De Blasio’s recent stance is not the first time he’s dug his heels in opposition to a sensible transit policy. In the summer of 2015, the mayor famously launched an all-out war on Uber, attempting to lay the blame for the city’s gridlock at the feet of the infamous ride-sharing company. In 2015, as it is today, the best solution to the gridlock was congestion pricing, but de Blasio remained sensitive to the political optics of new fees, even if they are the most efficient and equitable option. This year’s mayoral election is a likely factor in his continued hostility—no politician wants to campaign on charging residents more money—but de Blasio and other officials cannot afford to sit on their hands for much longer if they want to address the city’s transit crisis.
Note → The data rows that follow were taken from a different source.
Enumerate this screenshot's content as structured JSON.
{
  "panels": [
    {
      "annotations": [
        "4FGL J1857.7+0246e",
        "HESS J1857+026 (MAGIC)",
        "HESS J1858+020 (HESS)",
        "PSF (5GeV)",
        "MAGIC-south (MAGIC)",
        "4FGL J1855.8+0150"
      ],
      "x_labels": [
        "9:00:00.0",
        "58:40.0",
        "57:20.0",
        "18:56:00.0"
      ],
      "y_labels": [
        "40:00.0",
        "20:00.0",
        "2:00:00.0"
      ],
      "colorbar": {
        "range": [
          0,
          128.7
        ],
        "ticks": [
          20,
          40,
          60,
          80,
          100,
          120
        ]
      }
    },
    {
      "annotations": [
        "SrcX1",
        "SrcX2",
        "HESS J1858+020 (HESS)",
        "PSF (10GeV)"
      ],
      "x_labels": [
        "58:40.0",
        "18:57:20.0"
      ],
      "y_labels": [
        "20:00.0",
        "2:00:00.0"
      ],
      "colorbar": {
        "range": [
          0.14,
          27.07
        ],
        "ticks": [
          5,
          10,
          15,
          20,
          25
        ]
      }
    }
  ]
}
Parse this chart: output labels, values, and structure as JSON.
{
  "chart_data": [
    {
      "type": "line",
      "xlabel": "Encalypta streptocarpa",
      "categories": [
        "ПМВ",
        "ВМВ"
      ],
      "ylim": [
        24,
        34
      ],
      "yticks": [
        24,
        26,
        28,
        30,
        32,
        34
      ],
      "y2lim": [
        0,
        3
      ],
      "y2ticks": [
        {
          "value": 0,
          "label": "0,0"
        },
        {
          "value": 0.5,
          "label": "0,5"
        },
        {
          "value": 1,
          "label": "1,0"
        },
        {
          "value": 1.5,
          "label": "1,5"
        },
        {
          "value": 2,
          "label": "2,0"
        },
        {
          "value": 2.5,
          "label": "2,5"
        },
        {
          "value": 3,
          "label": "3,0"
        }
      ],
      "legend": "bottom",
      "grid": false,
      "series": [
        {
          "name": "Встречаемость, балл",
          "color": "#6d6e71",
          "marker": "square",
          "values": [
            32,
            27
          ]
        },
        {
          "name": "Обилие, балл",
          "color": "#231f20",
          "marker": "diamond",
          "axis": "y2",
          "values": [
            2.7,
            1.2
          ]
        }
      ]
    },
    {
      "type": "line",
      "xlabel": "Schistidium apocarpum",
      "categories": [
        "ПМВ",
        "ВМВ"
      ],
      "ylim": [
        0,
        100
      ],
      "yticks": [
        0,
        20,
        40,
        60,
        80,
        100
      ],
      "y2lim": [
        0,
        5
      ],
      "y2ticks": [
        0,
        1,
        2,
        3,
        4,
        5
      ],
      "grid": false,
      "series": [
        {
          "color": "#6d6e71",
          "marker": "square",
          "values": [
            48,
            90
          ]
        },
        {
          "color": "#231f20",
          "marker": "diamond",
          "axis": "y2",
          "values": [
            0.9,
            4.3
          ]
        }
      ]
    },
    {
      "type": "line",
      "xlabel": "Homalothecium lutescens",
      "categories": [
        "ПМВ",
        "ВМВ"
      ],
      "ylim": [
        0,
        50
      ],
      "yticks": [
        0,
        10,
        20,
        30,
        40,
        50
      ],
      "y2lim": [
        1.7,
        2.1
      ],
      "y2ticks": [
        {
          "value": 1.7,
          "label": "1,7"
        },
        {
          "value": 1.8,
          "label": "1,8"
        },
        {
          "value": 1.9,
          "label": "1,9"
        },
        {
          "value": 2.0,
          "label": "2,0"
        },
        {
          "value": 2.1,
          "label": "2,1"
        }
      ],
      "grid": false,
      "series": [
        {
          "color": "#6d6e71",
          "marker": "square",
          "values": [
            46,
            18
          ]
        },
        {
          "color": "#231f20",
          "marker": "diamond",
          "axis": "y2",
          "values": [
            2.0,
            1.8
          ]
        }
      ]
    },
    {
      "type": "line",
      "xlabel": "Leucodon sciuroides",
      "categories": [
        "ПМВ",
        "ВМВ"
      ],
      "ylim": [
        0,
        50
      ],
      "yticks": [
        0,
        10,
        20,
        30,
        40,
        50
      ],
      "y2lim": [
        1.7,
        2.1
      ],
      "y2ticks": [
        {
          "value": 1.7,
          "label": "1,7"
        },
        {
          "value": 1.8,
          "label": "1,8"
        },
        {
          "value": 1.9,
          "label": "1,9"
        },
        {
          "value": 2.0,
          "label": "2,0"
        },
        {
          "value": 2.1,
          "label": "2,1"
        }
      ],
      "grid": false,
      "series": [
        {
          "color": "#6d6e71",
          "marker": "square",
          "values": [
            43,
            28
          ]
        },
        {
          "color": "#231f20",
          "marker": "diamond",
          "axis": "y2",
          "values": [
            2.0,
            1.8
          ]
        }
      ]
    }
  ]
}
For all the problems it’s causing, the MTA’s current state of disrepair presents a tantalizing opportunity to impose a congestion charge, a policy that could address many of the New York City metropolitan area’s challenges. The dire need for more transit funding will likely prove key in getting long-reluctant politicians to embrace a long-term solution to the gridlock that continues to stunt the region’s economic performance. The MoveNY plan appropriately analyzes past failures to develop a plan that is likely to garner widespread support, as the long list of proponents attests. Cuomo and de Blasio can only evade responsibility for so long, and in their zeal to point fingers have attempted to obfuscate the fact that they are both responsible. The governor seems to have come to his senses; only time will tell whether de Blasio will come to his senses and get behind the policy that could spell enduring improvements in what amounts to New York City’s transportation armageddon.